Das Buch
Der zweite Fall der Leipziger Mordkommission II um Hauptkommissar Lars Kohlund.
Zwei Tankstellen liegen rechts und links der Straßenbahngleise an einer stillgelegten Zubringerstraße zur Autobahn. Die Besitzer waren seit ihrer Schulzeit befreundet, nun sind sie zu erbitterten Konkurrenten um die wenigen Kunden geworden. An einem ganz normalen Montagmorgen wird Bernd Kretschmann, der Chef der einen Tankstelle, tot im Wagen in der Autowaschanlage gefunden. Er wurde mit einem Kopfschuss aus nächster Nähe brutal ermordet.
Lars Kohlund von der zweiten Leipziger Mordkommission ermittelt, doch er kommt auf keine heiße Spur. Vielmehr tun sich zu viele Spuren auf für den bedächtigen Kommissar: Kretschmann war ein Rechter, der sich lautstark in die Leipziger Lokalpolitik einmischte. In der Buchführung der Tankstelle gibt es Unregelmäßigkeiten, die auch die Witwe Änne nicht erklären kann. Und was lief zwischen Bernd Kretschmann und Pia, der Frau seines Konkurrenten von der gegenüberliegenden Straßenseite?

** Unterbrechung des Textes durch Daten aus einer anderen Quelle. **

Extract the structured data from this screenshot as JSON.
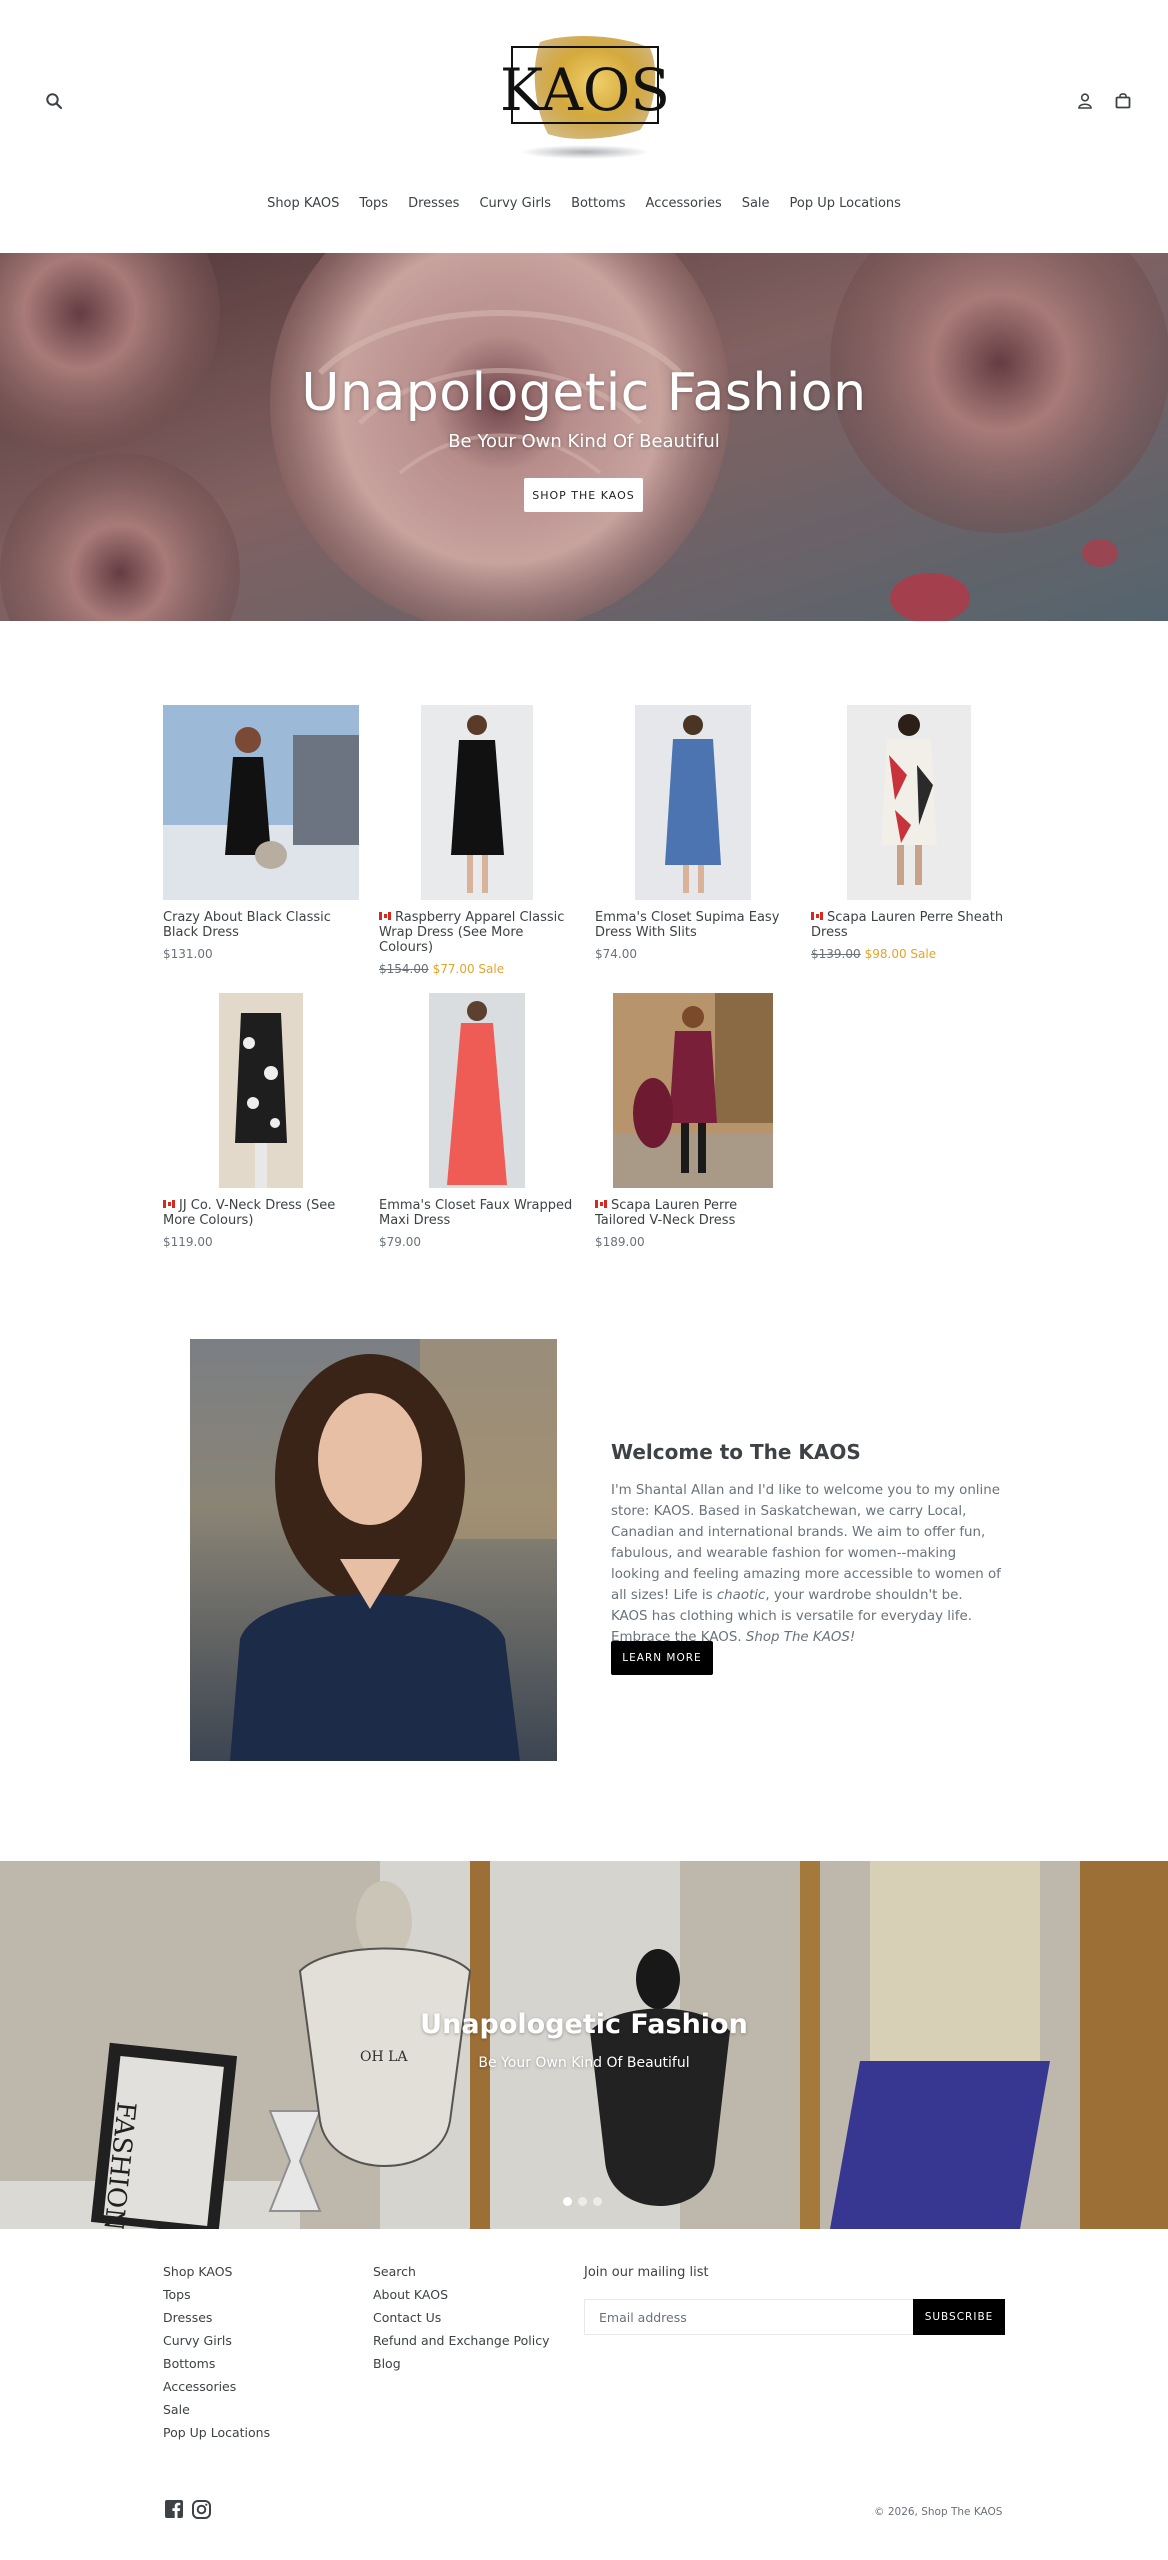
{
  "header": {
    "logo_text": "KAOS",
    "nav": [
      "Shop KAOS",
      "Tops",
      "Dresses",
      "Curvy Girls",
      "Bottoms",
      "Accessories",
      "Sale",
      "Pop Up Locations"
    ]
  },
  "hero": {
    "title": "Unapologetic Fashion",
    "subtitle": "Be Your Own Kind Of Beautiful",
    "button_label": "SHOP THE KAOS"
  },
  "products": [
    {
      "title": "Crazy About Black Classic Black Dress",
      "flag": false,
      "price": "$131.00",
      "old_price": "",
      "sale_price": ""
    },
    {
      "title": "Raspberry Apparel Classic Wrap Dress (See More Colours)",
      "flag": true,
      "price": "",
      "old_price": "$154.00",
      "sale_price": "$77.00 Sale"
    },
    {
      "title": "Emma's Closet Supima Easy Dress With Slits",
      "flag": false,
      "price": "$74.00",
      "old_price": "",
      "sale_price": ""
    },
    {
      "title": "Scapa Lauren Perre Sheath Dress",
      "flag": true,
      "price": "",
      "old_price": "$139.00",
      "sale_price": "$98.00 Sale"
    },
    {
      "title": "JJ Co. V-Neck Dress (See More Colours)",
      "flag": true,
      "price": "$119.00",
      "old_price": "",
      "sale_price": ""
    },
    {
      "title": "Emma's Closet Faux Wrapped Maxi Dress",
      "flag": false,
      "price": "$79.00",
      "old_price": "",
      "sale_price": ""
    },
    {
      "title": "Scapa Lauren Perre Tailored V-Neck Dress",
      "flag": true,
      "price": "$189.00",
      "old_price": "",
      "sale_price": ""
    }
  ],
  "welcome": {
    "title": "Welcome to The KAOS",
    "body_part1": "I'm Shantal Allan and I'd like to welcome you to my online store: KAOS. Based in Saskatchewan, we carry Local, Canadian and international brands. We aim to offer fun, fabulous, and wearable fashion for women--making looking and feeling amazing more accessible to women of all sizes! Life is ",
    "body_em1": "chaotic",
    "body_part2": ", your wardrobe shouldn't be. KAOS has clothing which is versatile for everyday life. Embrace the KAOS. ",
    "body_em2": "Shop The KAOS!",
    "button_label": "LEARN MORE"
  },
  "slideshow": {
    "title": "Unapologetic Fashion",
    "subtitle": "Be Your Own Kind Of Beautiful",
    "book_text": "FASHION",
    "active_slide": 1,
    "slide_count": 3
  },
  "footer": {
    "col1": [
      "Shop KAOS",
      "Tops",
      "Dresses",
      "Curvy Girls",
      "Bottoms",
      "Accessories",
      "Sale",
      "Pop Up Locations"
    ],
    "col2": [
      "Search",
      "About KAOS",
      "Contact Us",
      "Refund and Exchange Policy",
      "Blog"
    ],
    "mailing_label": "Join our mailing list",
    "email_placeholder": "Email address",
    "subscribe_label": "SUBSCRIBE",
    "copyright": "© 2026, Shop The KAOS"
  },
  "colors": {
    "text": "#3d4246",
    "muted": "#69727b",
    "sale": "#e5a32a",
    "button_dark": "#000000",
    "logo_gold": "#d4a93c"
  }
}
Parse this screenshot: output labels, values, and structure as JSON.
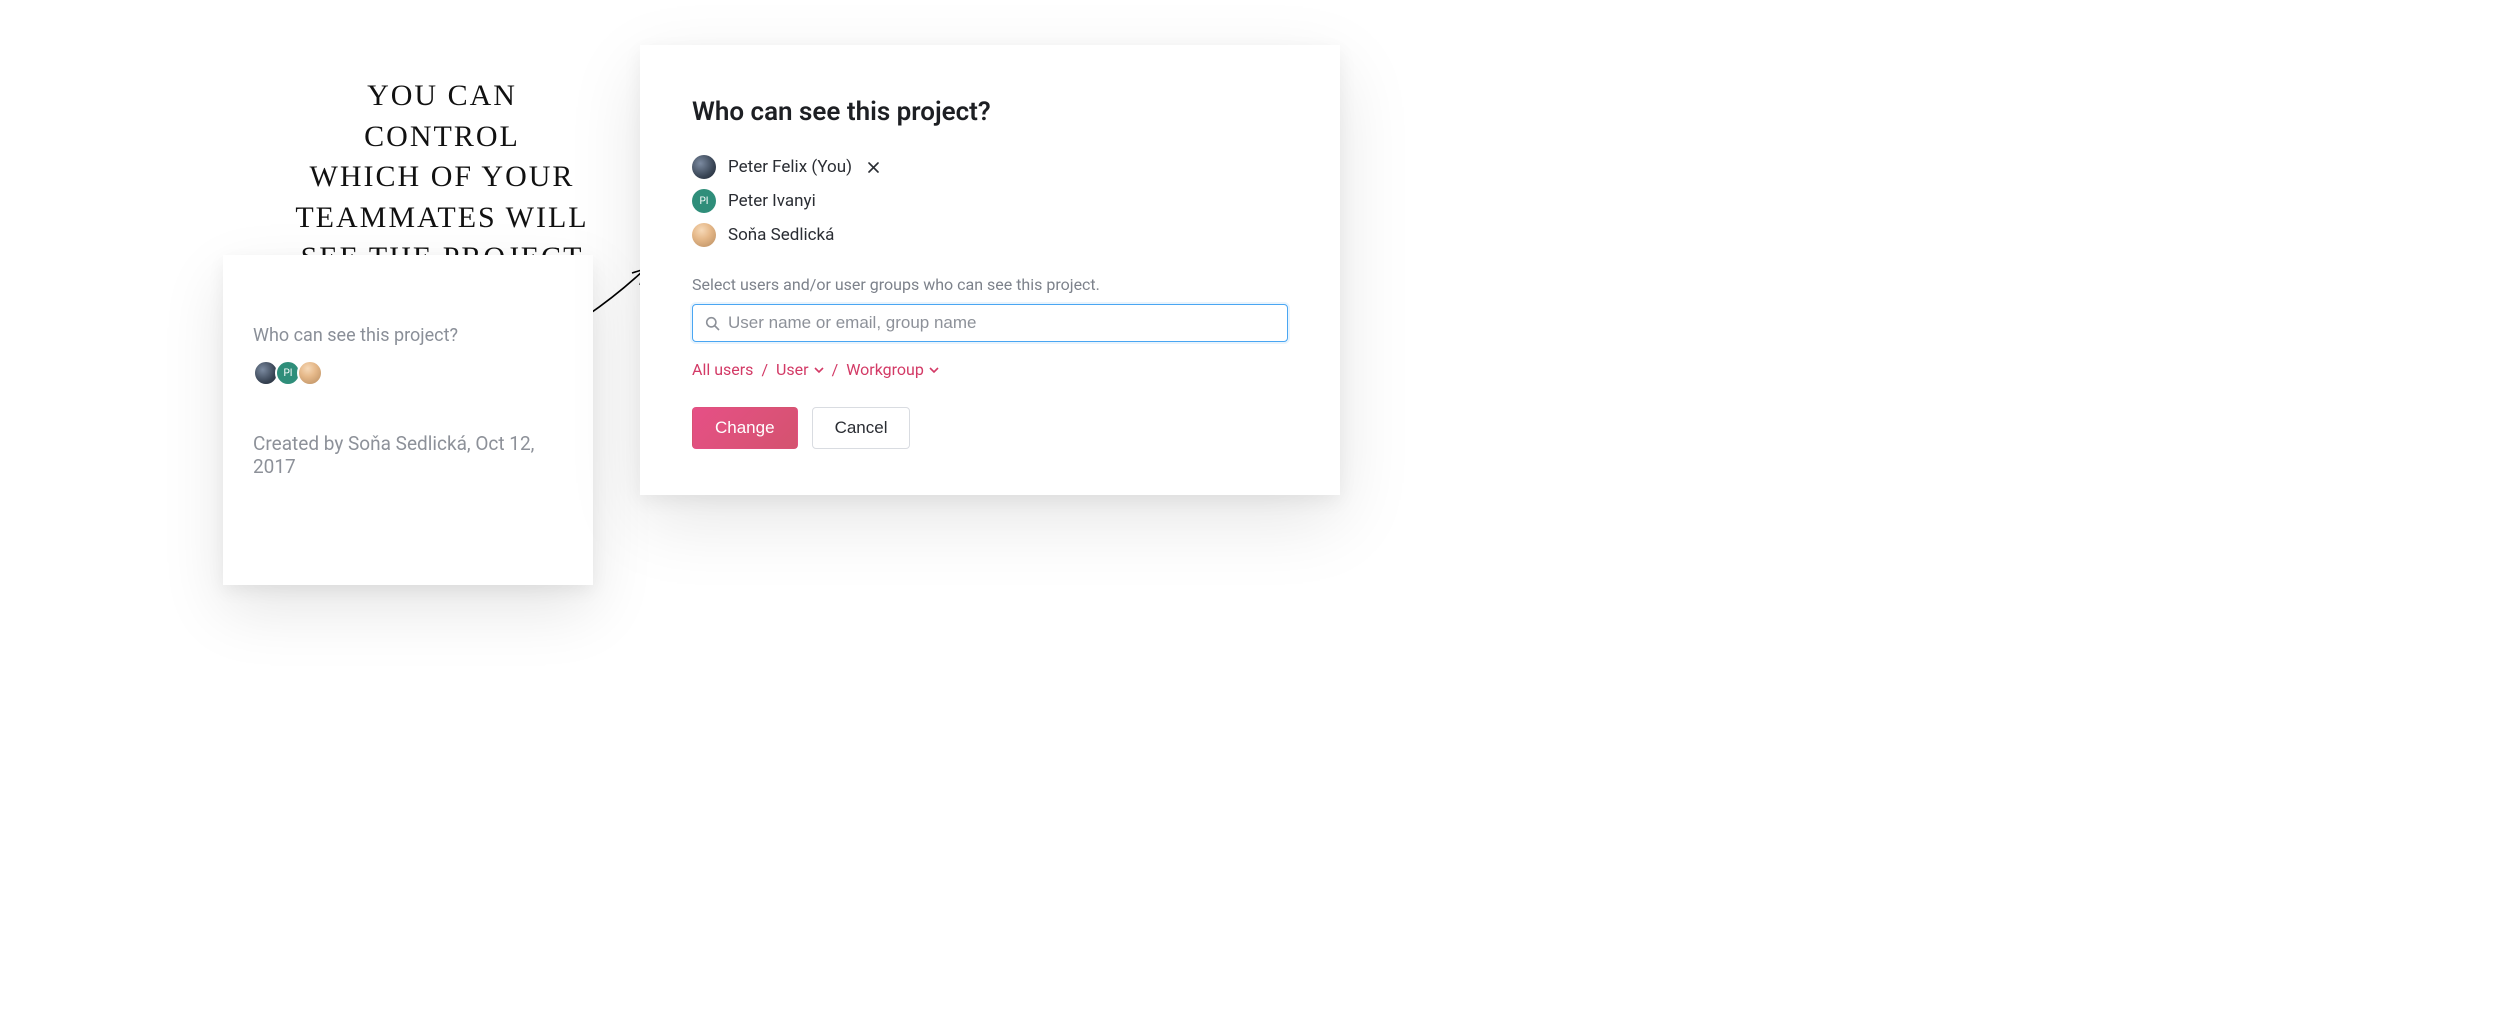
{
  "annotation": "You can control\nwhich of your\nteammates will\nsee the project",
  "summary_card": {
    "question": "Who can see this project?",
    "created_by_text": "Created by Soňa Sedlická, Oct 12, 2017",
    "avatars": [
      {
        "initials": "",
        "style": "av-a",
        "name": "Peter Felix"
      },
      {
        "initials": "PI",
        "style": "av-b",
        "name": "Peter Ivanyi"
      },
      {
        "initials": "",
        "style": "av-c",
        "name": "Soňa Sedlická"
      }
    ]
  },
  "dialog": {
    "title": "Who can see this project?",
    "members": [
      {
        "label": "Peter Felix (You)",
        "initials": "",
        "style": "av-a",
        "removable": true
      },
      {
        "label": "Peter Ivanyi",
        "initials": "PI",
        "style": "av-b",
        "removable": false
      },
      {
        "label": "Soňa Sedlická",
        "initials": "",
        "style": "av-c",
        "removable": false
      }
    ],
    "helper_text": "Select users and/or user groups who can see this project.",
    "search_placeholder": "User name or email, group name",
    "filters": {
      "all_users": "All users",
      "user": "User",
      "workgroup": "Workgroup"
    },
    "separator": "/",
    "buttons": {
      "change": "Change",
      "cancel": "Cancel"
    }
  },
  "colors": {
    "accent_pink": "#d33a66",
    "focus_blue": "#4aa6f2",
    "muted_text": "#8d9199"
  }
}
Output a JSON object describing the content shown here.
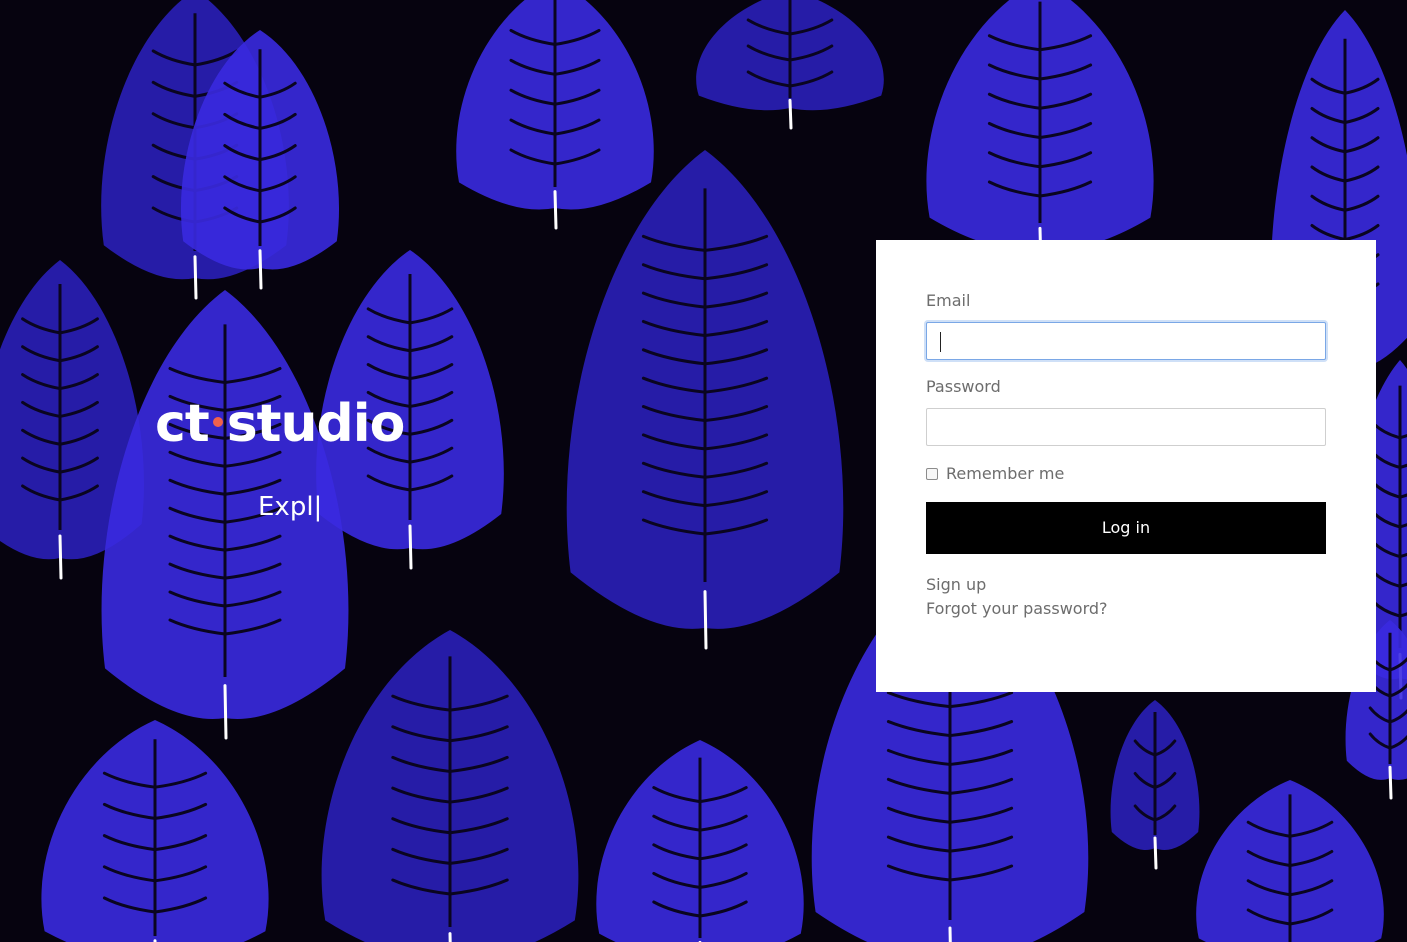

Dann erscheint auf Seite eins der Zeitung ein Tatortfoto mit dem grausam zugerichteten Toten und der schockierten Witwe. Allen in der Mordkommission ist klar, dass es eine undichte Stelle geben muss. Kohlund kann seinen eigenen Leuten nicht mehr trauen.
Autor
Henner Kotte wurde 1963 in Wolgast geboren, wuchs in Dresden auf und lebt seit 1984 in Leipzig. Er hat ein Germanistikstudium in Leipzig, Moskau, Stuttgart und Dresden hinter sich, arbeitete als wissenschaftlicher Assistent, als Dozent für Deutsch als Fremdsprache, war Arbeitsloser, ABMler und ist heute Kulturredakteur beim Stadtmagazin BLITZ!.
Quelle: Henner-Kotte.de
Meine Meinung
Was habe ich mich gefreut, als ich vor ein paar Tagen beim Buchhändler meines Vertrauens den zweiten Teil von Kottes Krimireihe entdeckte. Schließlich hatte mir das erste Buch Abriss Leipzig sehr gut gefallen. Mit einjähriger Verspätung wegen Verlagswechels ist nun die Fortsetzung in den Regalen der Leipziger Buchläden gelandet - und ich muss sagen: das Warten hat sich gelohnt!
Gewohnt heftig geht es los, und genauso schonungslos endet dieser Roman wieder. Da steht er seinem Vorgänger in nichts nach. Aber die Erzählweise ist flüssiger geworden, leichter.
Was man von dem Thema nicht sagen kann. Vorher war es die Tristesse der Vorort-Plattenbausiedlungen, die Perspektivlosigkeit der Jugend. Nun wendet sich der Autor der rechten Szene zu - eine konsequente Weiterentwicklung. Und da geht es auch brutal zur Sache. Aber im Vordergrund stehen persönliche Schicksale. Menschen, die nach dem Systemsturz '89 versuchen, eine neue Existenz aufzubauen, die nach jahrzehntelanger Freundschaft zu Feinden werden. Kinder, die den Erwartungen der Eltern nicht gerecht werden. Mitarbeiter der Mordkommission mit ihren Familienproblemen. Kollegen, die immer noch die Mauer im Kopf haben - und überall das latente rechte Gedankengut, was erst bei politischen Diskussionen aufgrund der Ermittlungen zu Tage tritt oder sich ganz banal dadurch äußert, dass einer nicht damit klar kommt, dass die Exfrau nun mit einem Ausländer zusammen ist.
Ein lesenswerter Krimi, der einige Nebelbomben wirft, um es dem Leser nicht zu leicht zu machen. Manchmal verkommt die Politik aber zu reiner Kulisse, manchmal gibt es für meinen Geschmack einen Tick zu viel Lokalkolorit. Überall, wo es gerade passt, finden sich Randbemerkungen zu Machenschaften von Leipziger Politikern oder Gesellschaften, mit denen ein Außenstehender wenig anfangen kann. Ist halt ein echter Leipzig-Krimi!
Aber dennoch: uneingeschränkte Empfehlung - 9 Punkte!